Single Minded 1 Deficiency

 

Single minded 1 (SIM1) is a transcription factor involved in the development of the paraventricular and supraoptic nuclei of the hypothalamus.  Chromosomal rearrangements and heterozygous missense mutations in SIM1 cause severe obesity (55-57).  Clinical features of these patients resemble those seen in MC4R deficiency with, in addition, a variable phenotype of developmental delay with some autistic like features noted in some, but not all, patients.

 

Carboxypeptidase E

 

Later steps of prohormone processing (see above under PCSK1 deficiency) are undertaken by a range of carboxy and amino peptidases, one of which, carboxypeptidase E (CPE), has long been known to cause obesity when disrupted in mice.
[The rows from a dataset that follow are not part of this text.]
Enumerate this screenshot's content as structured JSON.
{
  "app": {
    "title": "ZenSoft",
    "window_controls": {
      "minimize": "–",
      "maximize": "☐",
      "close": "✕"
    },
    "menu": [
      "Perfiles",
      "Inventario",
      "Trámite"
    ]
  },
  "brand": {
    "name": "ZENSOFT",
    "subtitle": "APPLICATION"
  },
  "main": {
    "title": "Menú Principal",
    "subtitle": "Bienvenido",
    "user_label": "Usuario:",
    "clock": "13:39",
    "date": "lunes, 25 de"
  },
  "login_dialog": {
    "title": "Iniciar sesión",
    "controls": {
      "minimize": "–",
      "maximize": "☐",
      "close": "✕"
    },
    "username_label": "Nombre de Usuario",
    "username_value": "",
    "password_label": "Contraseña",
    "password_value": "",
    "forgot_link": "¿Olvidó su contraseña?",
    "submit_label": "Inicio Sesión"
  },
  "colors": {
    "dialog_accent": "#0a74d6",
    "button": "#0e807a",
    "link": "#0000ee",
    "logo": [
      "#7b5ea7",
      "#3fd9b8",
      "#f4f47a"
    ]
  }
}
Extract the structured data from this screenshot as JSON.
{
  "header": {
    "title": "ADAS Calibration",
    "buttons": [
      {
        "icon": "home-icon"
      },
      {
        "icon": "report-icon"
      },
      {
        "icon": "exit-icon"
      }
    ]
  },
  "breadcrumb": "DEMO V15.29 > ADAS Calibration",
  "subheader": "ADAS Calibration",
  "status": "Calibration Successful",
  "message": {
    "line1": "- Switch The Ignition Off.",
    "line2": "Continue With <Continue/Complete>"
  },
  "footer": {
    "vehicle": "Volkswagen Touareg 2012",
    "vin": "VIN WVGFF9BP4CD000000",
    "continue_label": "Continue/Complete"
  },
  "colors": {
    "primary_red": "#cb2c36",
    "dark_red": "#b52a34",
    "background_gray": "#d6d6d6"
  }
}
The first human homozygous nonsense mutation in CPE was recently reported.  In addition to obesity and hypogonadism, the affected proband showed severe developmental delay suggesting a broader role for CPE in CNS development and function (58).

 

FUTURE PERSPECTIVES

 

The diagnosis of a genetic obesity syndrome can provide information that has diagnostic value for the family to whom genetic counselling can be provided. A genetic diagnosis can help children and their families deal with the social stigma that comes with severe obesity and in some instances, where the persistence of severe obesity despite medical advice has been considered a reason to invoke parental neglect, the making of a genetic diagnosis has prevented children from being taken into care by social services. A genetic diagnosis can inform management (many such patients are relatively refractory to weight loss through changes in diet and exercise) and can inform clinical decision making regarding the use of bariatric surgery (feasible in some, high risk in others). Importantly, some genetic obesity syndromes are treatable.